3/5 勉強会
研究報告
担当:田巻
研究テーマ:超高齢ラットへの自発走トレーニングと筋骨格系の構造的変化
- 超高齢ラット(29ヶ月齢)への自発走トレーニングを実施し,骨格筋及び骨組織の構造的変化について観察したので報告した.
- F-344雌性ラット(n=6)に9-12週間自発的なWheel-runningをさせた.トレーニング期間の平均走行距離は約1700m/日であった.脛骨,ヒラメ筋及び長趾伸筋を採取し,湿重量,長さを計測後,光学顕微鏡にて微細構造を観察した.また脛骨はµCTにて撮影を行った.
- 脛骨の骨梁面積については,非トレーニング群よりトレーニング群の方が高いレベルにあり,中年ラット非トレーニング群と有意な差がない程度であった.骨梁の幅,長さ及び類骨幅についても同じ傾向であった.骨格筋湿重量については絶対値及び体重割とも,ヒラメ筋では自発的走運動により高い値を示したが,コラーゲン線維の増加所見も観察された.今後,筋骨組織のコラーゲン量を同定することとなった.
文献抄読
担当:桐本
論文:N Roche et al, Effects of anodal transcranial direct current stimulation over the leg motor area on lumbar spinal network excitability in healthy subjects. J Physiol 589(11): 2813-2826, 2011.
下肢運動野に対する陽極経頭蓋直流電流刺激が脊髄神経路の興奮性に及ぼす影響
要旨
- 背景:近年,経頭蓋磁気刺激(TMS)と経頭蓋直流電流刺激(tDCS)という二種類の技術が,ヒトの運動皮質を非侵襲的に刺激するために活用されている.TMSやtDCSを皮質運動野に与えた時の影響は,皮質のみならず脊髄の運動神経回路にも及ぶと考えられる.TMSとtDCSは刺激の作用機序が異なるため,脊髄神経回路の興奮性の変化は皮質とは異なる可能性がある.

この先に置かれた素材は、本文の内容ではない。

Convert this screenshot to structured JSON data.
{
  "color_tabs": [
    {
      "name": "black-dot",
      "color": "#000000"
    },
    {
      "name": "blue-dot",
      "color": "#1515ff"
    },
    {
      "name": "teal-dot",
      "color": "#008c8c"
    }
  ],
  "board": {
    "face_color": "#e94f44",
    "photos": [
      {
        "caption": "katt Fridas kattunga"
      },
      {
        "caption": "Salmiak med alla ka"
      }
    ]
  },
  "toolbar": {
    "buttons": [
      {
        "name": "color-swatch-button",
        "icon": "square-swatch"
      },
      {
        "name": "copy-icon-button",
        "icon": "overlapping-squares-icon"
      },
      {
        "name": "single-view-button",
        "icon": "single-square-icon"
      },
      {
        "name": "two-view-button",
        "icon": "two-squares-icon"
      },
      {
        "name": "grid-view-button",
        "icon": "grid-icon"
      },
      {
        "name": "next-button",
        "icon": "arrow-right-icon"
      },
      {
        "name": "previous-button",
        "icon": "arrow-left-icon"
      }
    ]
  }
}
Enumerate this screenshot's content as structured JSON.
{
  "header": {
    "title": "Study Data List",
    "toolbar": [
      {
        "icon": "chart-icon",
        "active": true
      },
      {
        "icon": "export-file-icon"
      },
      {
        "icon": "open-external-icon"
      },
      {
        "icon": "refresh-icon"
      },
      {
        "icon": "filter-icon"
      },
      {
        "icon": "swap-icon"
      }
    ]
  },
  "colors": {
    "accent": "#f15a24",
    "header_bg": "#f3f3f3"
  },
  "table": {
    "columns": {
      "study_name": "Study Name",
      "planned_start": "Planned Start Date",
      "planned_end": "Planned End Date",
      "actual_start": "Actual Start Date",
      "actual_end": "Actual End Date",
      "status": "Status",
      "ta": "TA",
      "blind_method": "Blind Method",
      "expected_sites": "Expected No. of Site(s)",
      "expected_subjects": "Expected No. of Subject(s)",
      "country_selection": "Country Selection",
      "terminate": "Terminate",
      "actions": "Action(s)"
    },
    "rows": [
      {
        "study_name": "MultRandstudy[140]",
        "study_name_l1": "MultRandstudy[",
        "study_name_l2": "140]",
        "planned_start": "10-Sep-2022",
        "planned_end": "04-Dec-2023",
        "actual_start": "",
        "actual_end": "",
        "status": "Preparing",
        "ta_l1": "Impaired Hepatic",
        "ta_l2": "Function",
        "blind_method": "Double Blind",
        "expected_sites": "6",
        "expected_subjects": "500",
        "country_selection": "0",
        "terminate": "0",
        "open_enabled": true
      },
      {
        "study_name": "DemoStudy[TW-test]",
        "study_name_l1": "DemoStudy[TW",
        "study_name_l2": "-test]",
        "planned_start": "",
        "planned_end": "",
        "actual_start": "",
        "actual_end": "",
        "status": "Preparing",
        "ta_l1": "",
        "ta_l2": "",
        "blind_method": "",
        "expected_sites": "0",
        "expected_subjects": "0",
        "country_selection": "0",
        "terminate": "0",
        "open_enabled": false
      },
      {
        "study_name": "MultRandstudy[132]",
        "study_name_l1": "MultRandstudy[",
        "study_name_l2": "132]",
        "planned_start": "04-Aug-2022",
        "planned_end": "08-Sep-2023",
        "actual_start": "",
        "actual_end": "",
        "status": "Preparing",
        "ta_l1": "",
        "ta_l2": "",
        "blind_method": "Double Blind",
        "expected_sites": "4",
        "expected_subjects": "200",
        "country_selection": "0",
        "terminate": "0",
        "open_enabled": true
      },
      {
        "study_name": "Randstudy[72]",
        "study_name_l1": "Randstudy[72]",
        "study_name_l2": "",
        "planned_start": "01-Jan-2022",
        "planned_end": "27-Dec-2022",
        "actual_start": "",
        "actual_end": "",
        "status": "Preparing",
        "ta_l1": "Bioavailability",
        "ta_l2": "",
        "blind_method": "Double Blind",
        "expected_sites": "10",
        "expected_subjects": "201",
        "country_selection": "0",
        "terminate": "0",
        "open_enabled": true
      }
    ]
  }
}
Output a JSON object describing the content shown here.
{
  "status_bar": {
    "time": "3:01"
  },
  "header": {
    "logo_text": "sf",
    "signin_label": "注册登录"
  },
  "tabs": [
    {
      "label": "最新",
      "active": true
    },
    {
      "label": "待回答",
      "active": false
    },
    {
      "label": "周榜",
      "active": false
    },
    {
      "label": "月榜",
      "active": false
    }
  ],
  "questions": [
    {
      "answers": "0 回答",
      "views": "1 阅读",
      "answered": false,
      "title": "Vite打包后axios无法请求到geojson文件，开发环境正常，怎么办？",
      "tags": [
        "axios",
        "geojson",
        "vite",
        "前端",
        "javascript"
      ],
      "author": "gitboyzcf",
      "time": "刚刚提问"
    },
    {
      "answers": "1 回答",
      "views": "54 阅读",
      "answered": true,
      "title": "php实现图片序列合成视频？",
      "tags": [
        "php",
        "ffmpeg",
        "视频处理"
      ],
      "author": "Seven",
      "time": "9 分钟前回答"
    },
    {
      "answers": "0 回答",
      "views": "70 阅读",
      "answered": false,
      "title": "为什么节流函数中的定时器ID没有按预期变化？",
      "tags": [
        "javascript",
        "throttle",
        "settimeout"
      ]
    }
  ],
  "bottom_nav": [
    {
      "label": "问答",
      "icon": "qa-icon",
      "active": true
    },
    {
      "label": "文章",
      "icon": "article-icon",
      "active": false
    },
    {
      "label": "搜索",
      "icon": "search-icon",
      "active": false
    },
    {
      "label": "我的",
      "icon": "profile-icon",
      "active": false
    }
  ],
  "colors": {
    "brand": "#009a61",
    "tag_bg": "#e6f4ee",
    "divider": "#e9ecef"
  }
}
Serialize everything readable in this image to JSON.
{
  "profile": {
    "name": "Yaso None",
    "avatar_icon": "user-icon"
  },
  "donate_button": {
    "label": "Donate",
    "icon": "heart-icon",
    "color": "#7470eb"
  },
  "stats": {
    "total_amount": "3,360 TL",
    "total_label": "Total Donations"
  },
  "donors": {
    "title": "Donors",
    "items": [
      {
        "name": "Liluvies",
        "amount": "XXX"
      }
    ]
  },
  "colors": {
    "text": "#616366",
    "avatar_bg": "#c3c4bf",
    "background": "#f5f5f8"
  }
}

- 目的:本研究では下肢運動野に対する陽極経頭蓋直流電流刺激が,腰部脊髄神経路の興奮性に影響を及ぼすか否かを検討することを目的とした.
- 方法:10人の成人健常被験者を対象に,下肢運動野に対する陽極経頭蓋直流電流刺激がⅰ)TAからSOLへの相反性Ⅰa抑制,ⅱ)SOLのⅠaに対するシナプス前抑制,ⅲ)SOLの反回抑制,ⅳ)SOL H-reflexのrecruitment curve に及ぼす影響を検討した.
- 結果:肢運動野に対する陽極経頭蓋直流電流刺激によりTAからSOLへの相反性Ⅰa抑制が減少,SOLの反回抑制は増大し,SOLのⅠaに対するシナプス前抑制とSOL H-reflexのrecruitment curveに変化は認められなかった.
- 考察:これらの結果はTMSによる脊髄神経回路の興奮性の変化に関する先行研究とは異なるものとなった.また,本研究で生じた腰部脊髄神経路の興奮性の変化は,随意収縮時の同時収縮遂行時と似ており,下肢運動野に対する陽極経頭蓋直流電流刺激は主動作筋と拮抗筋の同時収縮時の中枢から脊髄への投射を促通することが示唆された.